Through second-hand reports of his back-field activities, we’ve heard that Soroka has been making terrific progress after his surgical repair. All quite believable, given that he goes about his profession with an astronaut’s earnestness. No one was expecting his recovery to be set back by a freak rollerblading incident or early morning nightclub slip-and-fall.

But there it was all out in the open Tuesday: He walks; he talks; he strikes out the first Red Stocking he faces on three pitches; he exits with a patented double-play ground ball.

“Kind of nice I got into trouble a little bit. I had to keep making pitches, like what you’ll have to do during the season. That’s something you don’t feel the same in (simulated) games,” Soroka said.

His rehab obviously has not included a barber – it was a much more luxuriously hirsute Soroka Tuesday than the 2020 model. But all the extra work done on his mobility and his peace of mind was obvious. On a couple balls hit to the right side – reminiscent of the play on which he was injured – Soroka popped off the mound and moved to cover first without hesitation. That mental block, if it ever existed, is gone.

“You’ve done it so many times already (in practice) that there is no thought. That actually was one of the easier movements to do,” he said.

Soroka’s third start of the COVID-delayed season was a bad day for the Braves. The Mets’ J.D. Davis hit a ball to the aforementioned right side, triggering a pitcher’s instinct to go cover something. Stupid instincts – just let Freddie Freeman handle everything hit that direction. Anyway, Soroka lunged toward first, pulled up, took a few hobbling steps and went to both knees on the infield. It was obvious in a flash: A frontline starter – the opening-day starter, no less – was lost for the rest of the year.

Overcoming that day, moving on, finding enough in other young starters to carry the Braves on to the NLCS was one of the stirring aspects of 2020.

And going into 2021, it says much about the Braves just how stultifyingly bland this spring was. That made Soroka’s appearance at the end all the more notable, there being so little else that passed for newsworthy the last month.

Good, solid teams require no springtime drama. They save all the tension for the real thing.

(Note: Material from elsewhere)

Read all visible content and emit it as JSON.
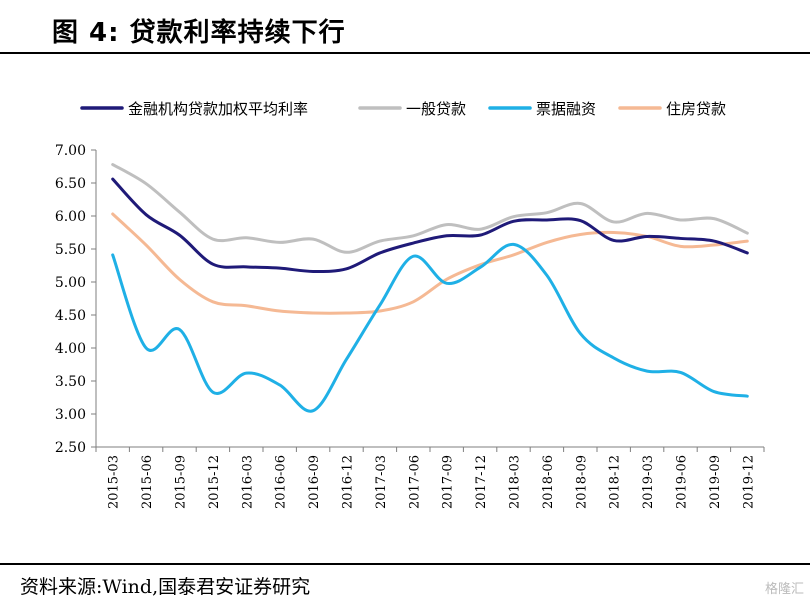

There is little room for surprise on the well-stocked team. What qualified for the Braves this spring is not worth a single arched eyebrow: That Pablo Sandoval earned a wide seat on the bench; that we’re going to have to learn how to spell Ehire Adrianza, he being one of three non-roster invitees that cracked a division champion’s roster; that they seem content with a pretty good bullpen array; that no one is going to require counseling if Freeman hits under .200 in March?

There are questions still to answer, of course. Does the bench have enough pop? How will that bullpen shake out over the long course of a real season? Who is the real Ian Anderson – postseason wonder or the guy who gave up three quick home runs in his last spring start?

Usually spring comes with one good trauma. But the best part of Braves training is how no one got hurt; no one got arrested; no one got in a wreck on the way to a morning workout. This has been a championship kind of spring, one prolonged socially distanced day at the beach. Almost too easy.

“Talking with some of the coaches, we noticed how quick (spring training) has gone. That’s a good thing if it feels like we just got here – and it does,” manager Brian Snitker said before leaving Florida.

“Uneventful is good. This was a good, consistent spring. The quality of work was really good. Now it’s time to play the games and see what happens.”

And it all culminated with the best kind of spring signage, better even than all the south’s new flowers. Because who can be allergic to witnessing a front-line pitcher take a healthy step back to where he belongs?